Selon le Pentagone, 13 militaires américains ont été tués et 18 autres blessés dans l’attaque.

Dix Marines faisaient partie des soldats tués et plusieurs autres ont été blessés, a déclaré le porte-parole des Marines, le major Jim Stenger. L’identité et les unités des personnes tuées ne seront annoncées qu’après notification aux proches, a-t-il ajouté.

L’assaut est intervenu alors que les États-Unis et d’autres pays occidentaux se précipitaient pour évacuer leurs citoyens et leurs alliés afghans avant la date limite du 31 août, après que les talibans ont repris le contrôle du pays.
Des proches chargent dans une voiture le cercueil d'une victime des deux attentats suicides du 26 août, dans un hôpital de Kaboul le 27 août 2021.

Des milliers d’Afghans s’étaient rassemblés aux portes de l’aéroport ces derniers jours dans l’espoir d’être évacués. Des images publiées sur les réseaux sociaux jeudi après les explosions ont montré des scènes chaotiques de foules essayant d’aider les blessés au milieu des corps au sol. Des photos montraient des personnes ensanglantées transportées loin de la scène dans des brouettes.

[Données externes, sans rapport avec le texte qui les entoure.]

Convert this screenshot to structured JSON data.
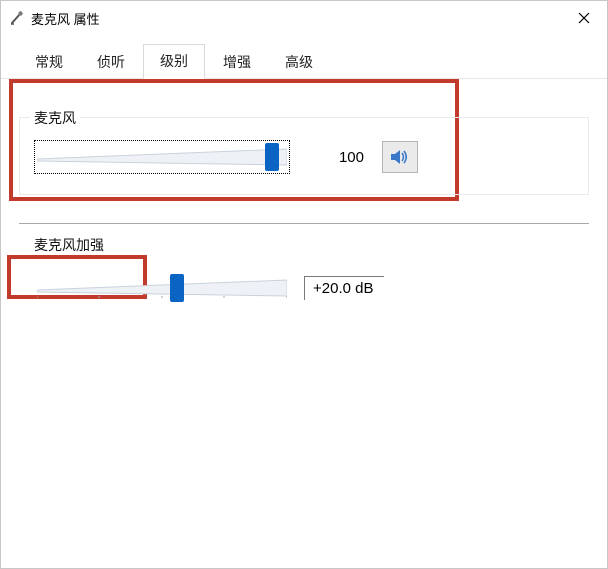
{
  "window": {
    "title": "麦克风 属性",
    "close": "×"
  },
  "tabs": {
    "general": "常规",
    "listen": "侦听",
    "levels": "级别",
    "enhance": "增强",
    "advanced": "高级"
  },
  "mic": {
    "label": "麦克风",
    "value": "100",
    "slider_percent": 94
  },
  "boost": {
    "label": "麦克风加强",
    "value": "+20.0 dB",
    "slider_percent": 56
  },
  "icons": {
    "app": "mic-icon",
    "speaker": "speaker-icon"
  }
}
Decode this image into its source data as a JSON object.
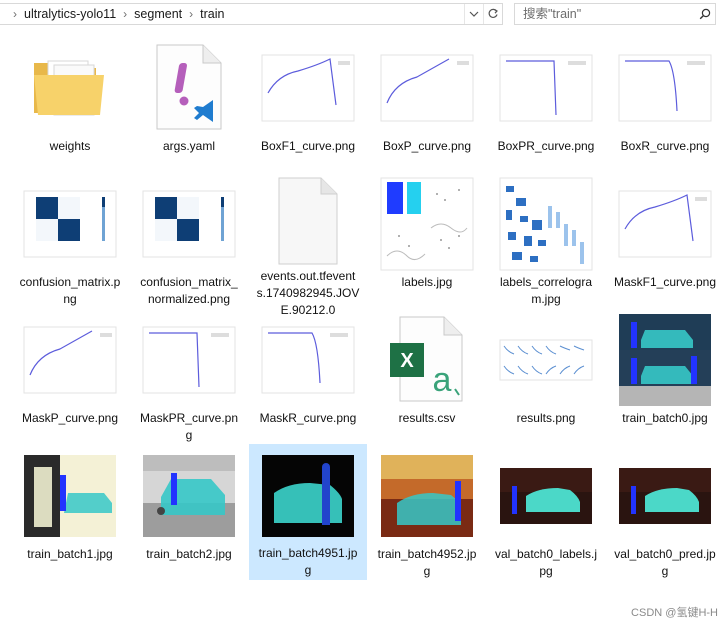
{
  "breadcrumb": {
    "items": [
      "ultralytics-yolo11",
      "segment",
      "train"
    ]
  },
  "search": {
    "placeholder": "搜索\"train\""
  },
  "files": [
    {
      "name": "weights",
      "kind": "folder"
    },
    {
      "name": "args.yaml",
      "kind": "yaml"
    },
    {
      "name": "BoxF1_curve.png",
      "kind": "f1curve"
    },
    {
      "name": "BoxP_curve.png",
      "kind": "pcurve"
    },
    {
      "name": "BoxPR_curve.png",
      "kind": "prcurve"
    },
    {
      "name": "BoxR_curve.png",
      "kind": "rcurve"
    },
    {
      "name": "confusion_matrix.png",
      "kind": "confusion"
    },
    {
      "name": "confusion_matrix_normalized.png",
      "kind": "confusion"
    },
    {
      "name": "events.out.tfevents.1740982945.JOVE.90212.0",
      "kind": "blank"
    },
    {
      "name": "labels.jpg",
      "kind": "labels"
    },
    {
      "name": "labels_correlogram.jpg",
      "kind": "correlogram"
    },
    {
      "name": "MaskF1_curve.png",
      "kind": "f1curve"
    },
    {
      "name": "MaskP_curve.png",
      "kind": "pcurve"
    },
    {
      "name": "MaskPR_curve.png",
      "kind": "prcurve"
    },
    {
      "name": "MaskR_curve.png",
      "kind": "rcurve"
    },
    {
      "name": "results.csv",
      "kind": "csv"
    },
    {
      "name": "results.png",
      "kind": "results"
    },
    {
      "name": "train_batch0.jpg",
      "kind": "batch0"
    },
    {
      "name": "train_batch1.jpg",
      "kind": "batch1"
    },
    {
      "name": "train_batch2.jpg",
      "kind": "batch2"
    },
    {
      "name": "train_batch4951.jpg",
      "kind": "batch4951",
      "selected": true
    },
    {
      "name": "train_batch4952.jpg",
      "kind": "batch4952"
    },
    {
      "name": "val_batch0_labels.jpg",
      "kind": "valbatch"
    },
    {
      "name": "val_batch0_pred.jpg",
      "kind": "valbatch"
    }
  ],
  "watermark": "CSDN @氢键H-H",
  "icons": {
    "chevron": "chevron-right-icon",
    "address_dropdown": "chevron-down-icon",
    "refresh": "refresh-icon",
    "search": "search-icon"
  }
}
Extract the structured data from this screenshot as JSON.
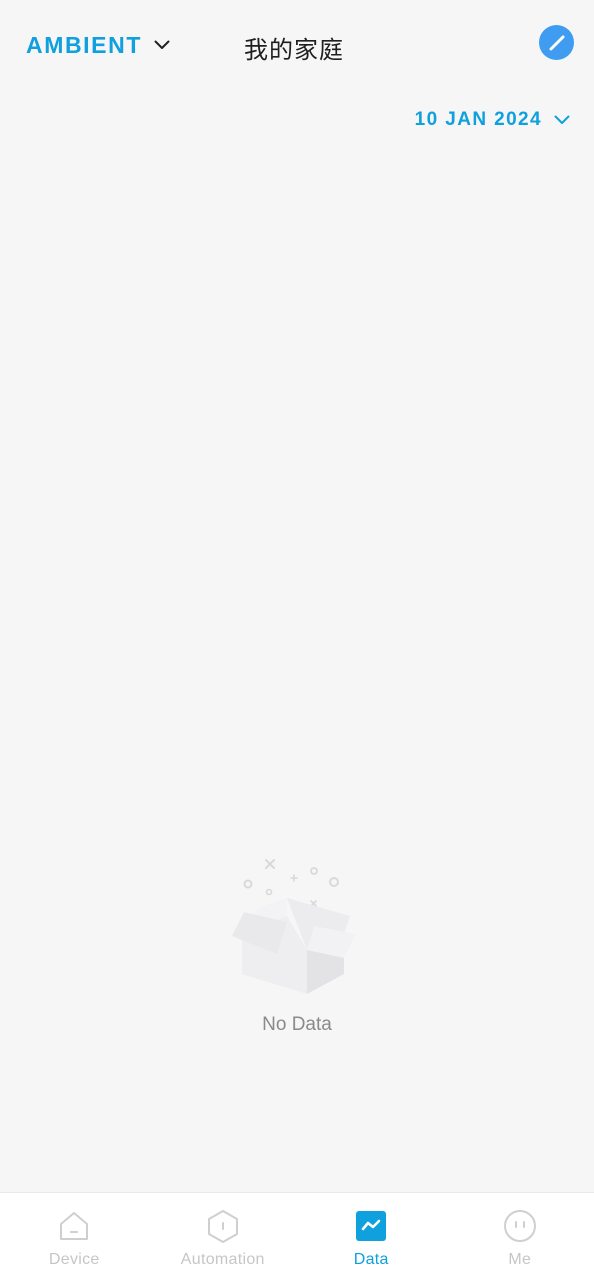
{
  "header": {
    "category_label": "AMBIENT",
    "home_title": "我的家庭",
    "accent_color": "#0fa0de",
    "edit_button_color": "#3f9cf0"
  },
  "date_selector": {
    "value": "10 JAN 2024"
  },
  "empty_state": {
    "message": "No Data",
    "icon": "empty-box-icon"
  },
  "tabbar": {
    "tabs": [
      {
        "label": "Device",
        "icon": "home-icon",
        "active": false
      },
      {
        "label": "Automation",
        "icon": "hexagon-icon",
        "active": false
      },
      {
        "label": "Data",
        "icon": "chart-icon",
        "active": true
      },
      {
        "label": "Me",
        "icon": "face-icon",
        "active": false
      }
    ],
    "active_color": "#0fa0de",
    "inactive_color": "#c6c6c6"
  }
}
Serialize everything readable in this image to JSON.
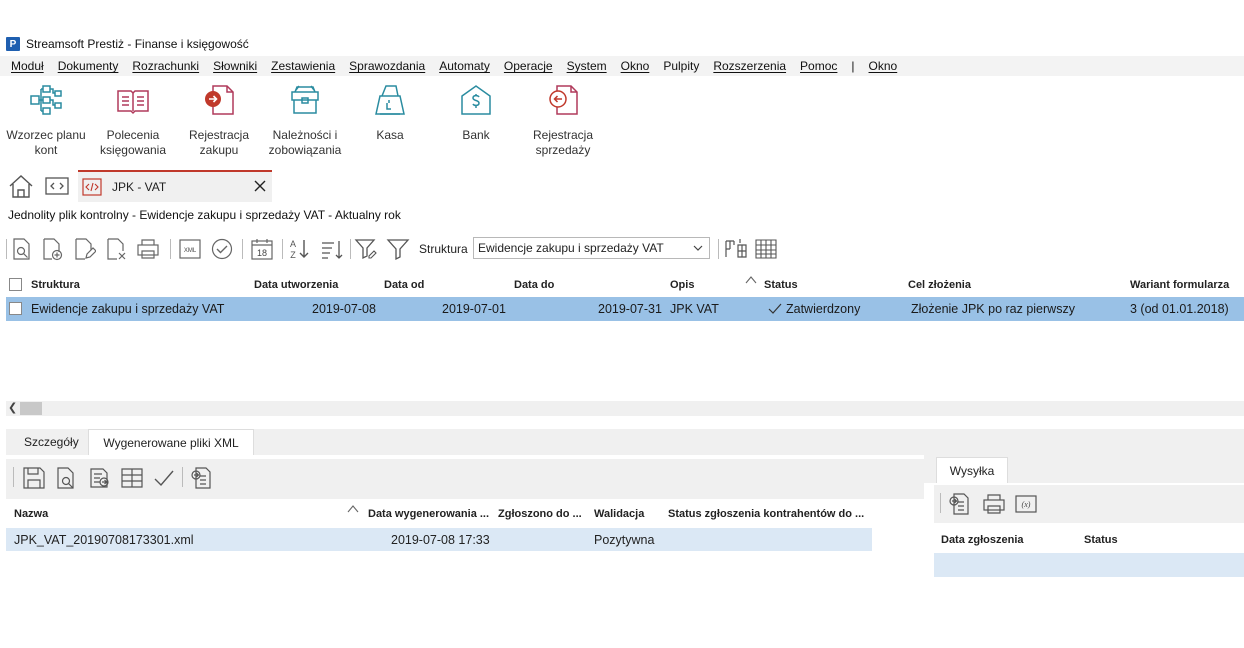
{
  "app": {
    "logo_letter": "P",
    "title": "Streamsoft Prestiż - Finanse i księgowość"
  },
  "menu": [
    "Moduł",
    "Dokumenty",
    "Rozrachunki",
    "Słowniki",
    "Zestawienia",
    "Sprawozdania",
    "Automaty",
    "Operacje",
    "System",
    "Okno",
    "Pulpity",
    "Rozszerzenia",
    "Pomoc",
    "|",
    "Okno"
  ],
  "ribbon": [
    {
      "line1": "Wzorzec planu",
      "line2": "kont",
      "icon": "account-tree-icon"
    },
    {
      "line1": "Polecenia",
      "line2": "księgowania",
      "icon": "ledger-book-icon"
    },
    {
      "line1": "Rejestracja",
      "line2": "zakupu",
      "icon": "purchase-doc-icon"
    },
    {
      "line1": "Należności i",
      "line2": "zobowiązania",
      "icon": "receivables-box-icon"
    },
    {
      "line1": "Kasa",
      "line2": "",
      "icon": "cash-register-icon"
    },
    {
      "line1": "Bank",
      "line2": "",
      "icon": "bank-icon"
    },
    {
      "line1": "Rejestracja",
      "line2": "sprzedaży",
      "icon": "sales-doc-icon"
    }
  ],
  "tabs": {
    "active_label": "JPK - VAT"
  },
  "page_header": "Jednolity plik kontrolny - Ewidencje zakupu i sprzedaży VAT - Aktualny rok",
  "toolbar": {
    "structure_label": "Struktura",
    "structure_value": "Ewidencje zakupu i sprzedaży VAT",
    "calendar_day": "18",
    "xml_label": "XML"
  },
  "grid": {
    "columns": [
      "Struktura",
      "Data utworzenia",
      "Data od",
      "Data do",
      "Opis",
      "Status",
      "Cel złożenia",
      "Wariant formularza"
    ],
    "row": {
      "struktura": "Ewidencje zakupu i sprzedaży VAT",
      "data_utworzenia": "2019-07-08",
      "data_od": "2019-07-01",
      "data_do": "2019-07-31",
      "opis": "JPK VAT",
      "status": "Zatwierdzony",
      "cel": "Złożenie JPK po raz pierwszy",
      "wariant": "3 (od 01.01.2018)"
    }
  },
  "lower_tabs": [
    "Szczegóły",
    "Wygenerowane pliki XML"
  ],
  "files": {
    "columns": [
      "Nazwa",
      "Data wygenerowania ...",
      "Zgłoszono do ...",
      "Walidacja",
      "Status zgłoszenia kontrahentów do ..."
    ],
    "row": {
      "nazwa": "JPK_VAT_20190708173301.xml",
      "data": "2019-07-08 17:33",
      "zgloszono": "",
      "walidacja": "Pozytywna",
      "status": ""
    }
  },
  "right_panel": {
    "tab": "Wysyłka",
    "columns": [
      "Data zgłoszenia",
      "Status"
    ],
    "fx_label": "(x)"
  },
  "colors": {
    "selection": "#99c1e6",
    "row_light": "#dbe8f5",
    "accent_red": "#c0392b",
    "icon_teal": "#2a8ca0"
  }
}
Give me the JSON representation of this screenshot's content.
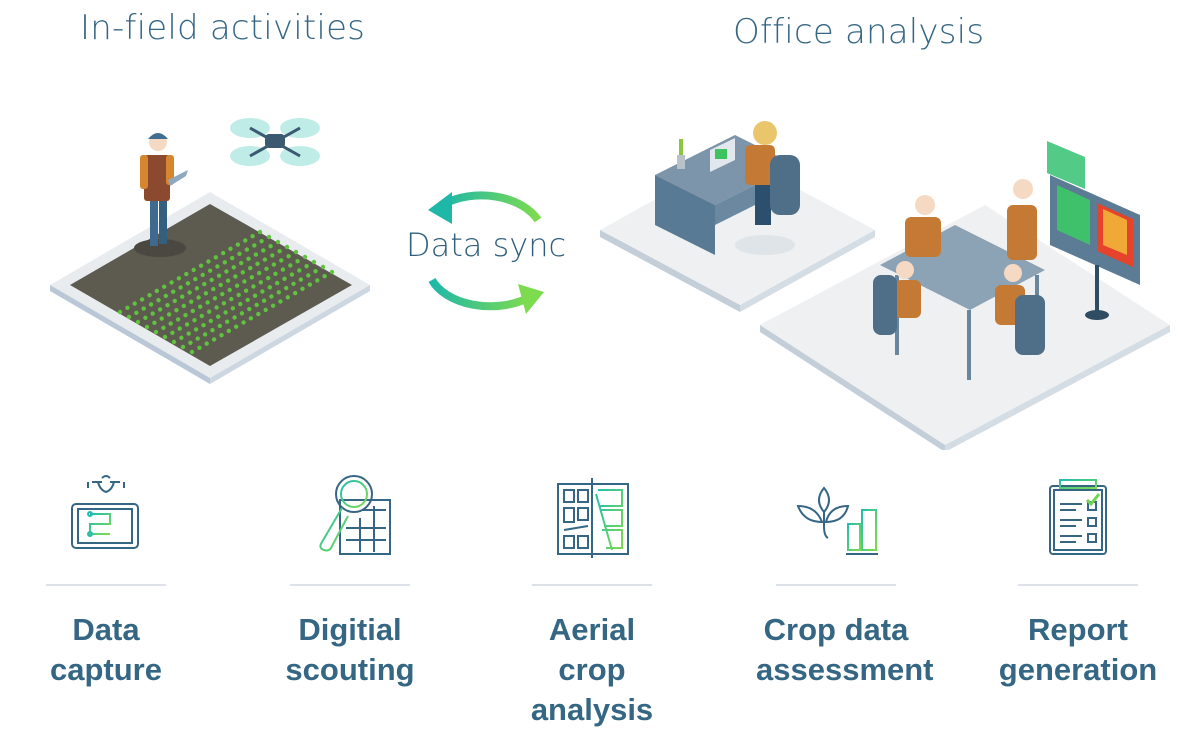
{
  "headings": {
    "field": "In-field activities",
    "office": "Office analysis"
  },
  "sync": {
    "label": "Data sync",
    "gradient_start": "#1fb8a8",
    "gradient_end": "#7ddb4f"
  },
  "colors": {
    "text": "#356784",
    "icon_stroke": "#356784",
    "accent_green": "#6fd64f",
    "accent_teal": "#22bdb0",
    "rule": "#dde2e8"
  },
  "steps": [
    {
      "line1": "Data",
      "line2": "capture",
      "icon": "tablet-drone-icon"
    },
    {
      "line1": "Digitial",
      "line2": "scouting",
      "icon": "magnifier-map-icon"
    },
    {
      "line1": "Aerial crop",
      "line2": "analysis",
      "icon": "aerial-map-icon"
    },
    {
      "line1": "Crop data",
      "line2": "assessment",
      "icon": "plant-chart-icon"
    },
    {
      "line1": "Report",
      "line2": "generation",
      "icon": "clipboard-check-icon"
    }
  ]
}
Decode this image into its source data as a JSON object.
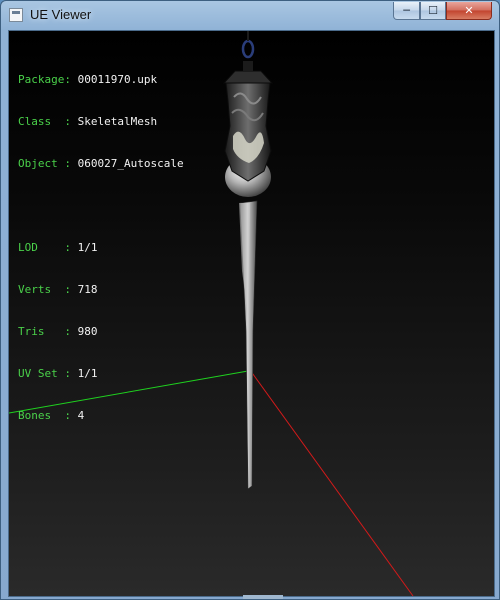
{
  "window": {
    "title": "UE Viewer",
    "controls": {
      "minimize": "─",
      "maximize": "☐",
      "close": "✕"
    }
  },
  "info": {
    "package_label": "Package:",
    "package_value": "00011970.upk",
    "class_label": "Class  :",
    "class_value": "SkeletalMesh",
    "object_label": "Object :",
    "object_value": "060027_Autoscale",
    "lod_label": "LOD    :",
    "lod_value": "1/1",
    "verts_label": "Verts  :",
    "verts_value": "718",
    "tris_label": "Tris   :",
    "tris_value": "980",
    "uvset_label": "UV Set :",
    "uvset_value": "1/1",
    "bones_label": "Bones  :",
    "bones_value": "4"
  },
  "scene": {
    "background_top": "#000000",
    "background_bottom": "#2a2a2a",
    "axis_x_color": "#d11a1a",
    "axis_y_color": "#1fd11f",
    "mesh_color": "#a9a9a9"
  }
}
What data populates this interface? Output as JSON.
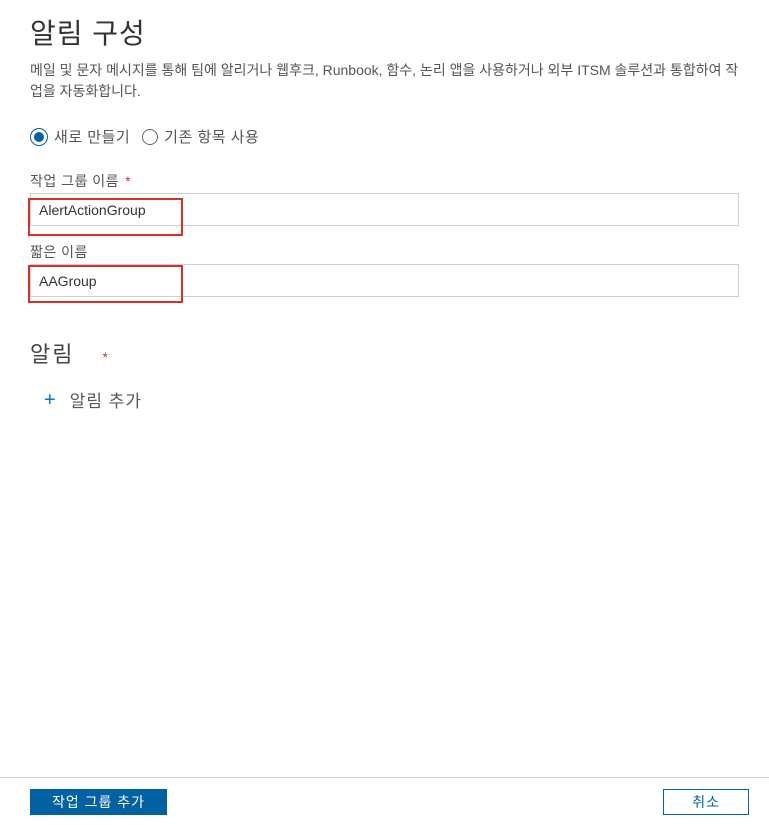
{
  "header": {
    "title": "알림 구성",
    "description": "메일 및 문자 메시지를 통해 팀에 알리거나 웹후크, Runbook, 함수, 논리 앱을 사용하거나 외부 ITSM 솔루션과 통합하여 작업을 자동화합니다."
  },
  "radio": {
    "create_new": "새로 만들기",
    "use_existing": "기존 항목 사용"
  },
  "fields": {
    "action_group_name": {
      "label": "작업 그룹 이름",
      "value": "AlertActionGroup"
    },
    "short_name": {
      "label": "짧은 이름",
      "value": "AAGroup"
    }
  },
  "notifications": {
    "title": "알림",
    "add_label": "알림 추가"
  },
  "footer": {
    "primary": "작업 그룹 추가",
    "cancel": "취소"
  }
}
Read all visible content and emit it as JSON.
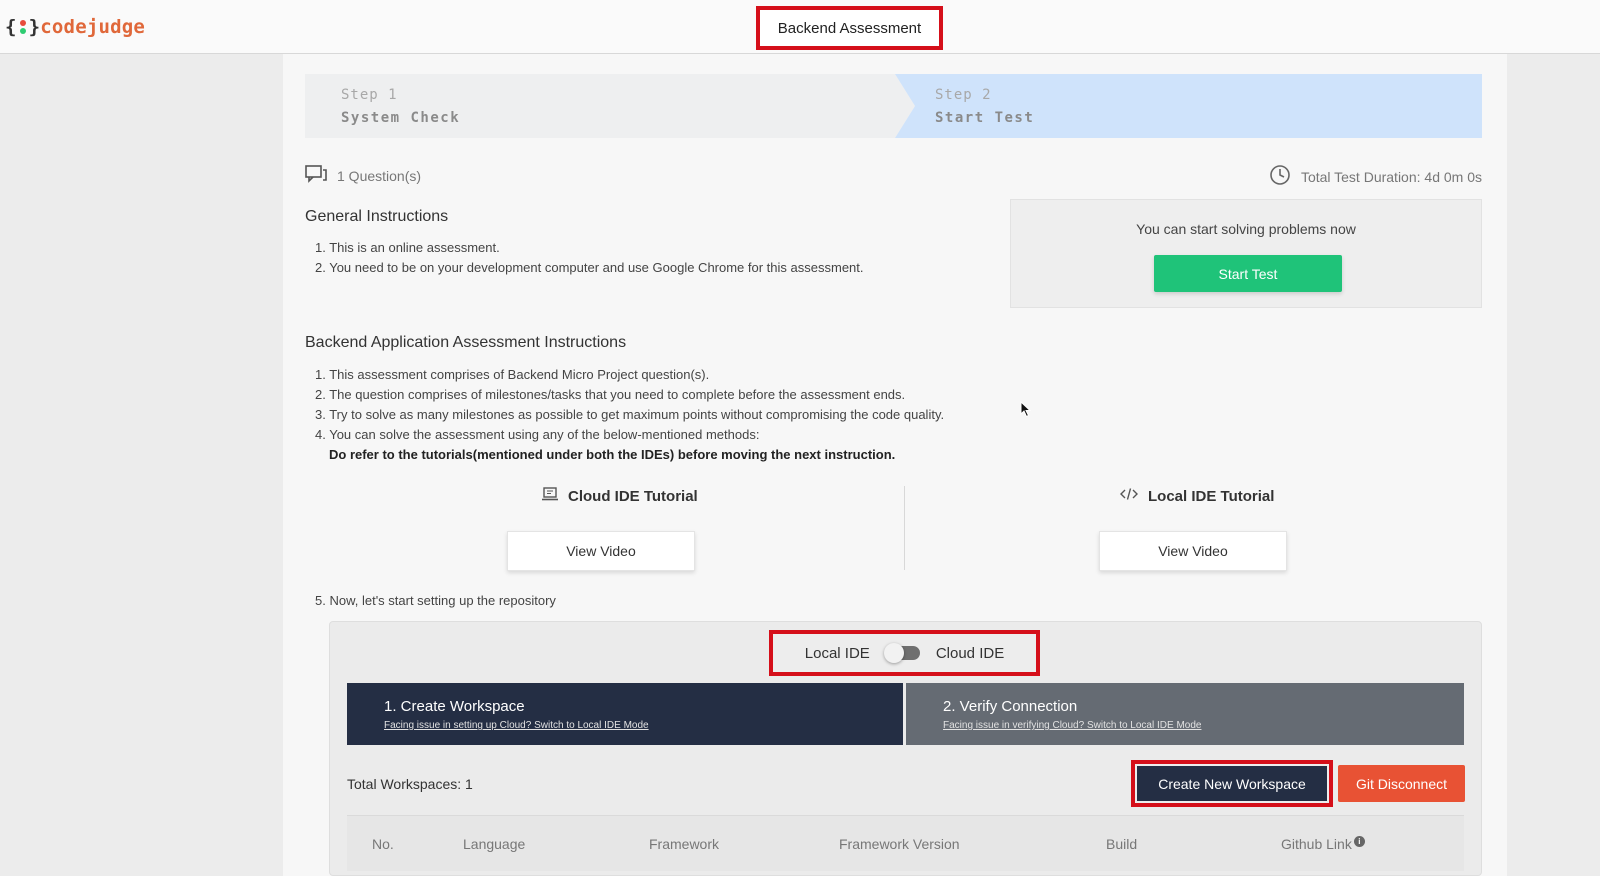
{
  "header": {
    "logo": {
      "open": "{",
      "close": "}",
      "name": "codejudge"
    },
    "title": "Backend Assessment"
  },
  "stepper": {
    "step1": {
      "number": "Step 1",
      "name": "System Check"
    },
    "step2": {
      "number": "Step 2",
      "name": "Start Test"
    }
  },
  "summary": {
    "questions": "1 Question(s)",
    "duration": "Total Test Duration: 4d 0m 0s"
  },
  "general": {
    "heading": "General Instructions",
    "items": [
      "1. This is an online assessment.",
      "2. You need to be on your development computer and use Google Chrome for this assessment."
    ]
  },
  "start": {
    "message": "You can start solving problems now",
    "button": "Start Test"
  },
  "backend": {
    "heading": "Backend Application Assessment Instructions",
    "items": [
      "1. This assessment comprises of Backend Micro Project question(s).",
      "2. The question comprises of milestones/tasks that you need to complete before the assessment ends.",
      "3. Try to solve as many milestones as possible to get maximum points without compromising the code quality.",
      "4. You can solve the assessment using any of the below-mentioned methods:"
    ],
    "note": "Do refer to the tutorials(mentioned under both the IDEs) before moving the next instruction."
  },
  "tutorials": {
    "cloud": {
      "title": "Cloud IDE Tutorial",
      "button": "View Video",
      "icon": "laptop-icon"
    },
    "local": {
      "title": "Local IDE Tutorial",
      "button": "View Video",
      "icon": "code-icon"
    }
  },
  "step5": "5. Now, let's start setting up the repository",
  "ide": {
    "left_label": "Local IDE",
    "right_label": "Cloud IDE",
    "tabs": [
      {
        "title": "1. Create Workspace",
        "link": "Facing issue in setting up Cloud? Switch to Local IDE Mode"
      },
      {
        "title": "2. Verify Connection",
        "link": "Facing issue in verifying Cloud? Switch to Local IDE Mode"
      }
    ],
    "total_workspaces": "Total Workspaces: 1",
    "create_button": "Create New Workspace",
    "git_button": "Git Disconnect",
    "columns": [
      "No.",
      "Language",
      "Framework",
      "Framework Version",
      "Build",
      "Github Link"
    ],
    "info_glyph": "i"
  },
  "colors": {
    "highlight": "#d50f1a",
    "start": "#1fc379",
    "navy": "#242e44",
    "git": "#e85234",
    "step_active": "#cfe3fb"
  }
}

Une vidéo tournée par des journalistes afghans locaux à la suite des explosions semble montrer des personnes continuant à se rassembler près du périmètre de l’aéroport malgré l’énorme risque personnel.

ISIS à Khorasan, connu sous le nom d’ISIS-K a revendiqué la responsabilité de l’attaque, mais n’a fourni aucune preuve à l’appui de cette affirmation. Des responsables américains ont déclaré que le groupe était probablement derrière l’atrocité.
L'attaque terroriste de Kaboul met en lumière le dilemme de Biden en Afghanistan

S’exprimant depuis la Maison Blanche, le président américain Joe Biden a déclaré que les efforts d’évacuation ne seraient pas arrêtés par l’attaque et qu’il avait ordonné aux commandants militaires américains d’élaborer des plans pour frapper « les actifs, les dirigeants et les installations de l’EIIS-K ».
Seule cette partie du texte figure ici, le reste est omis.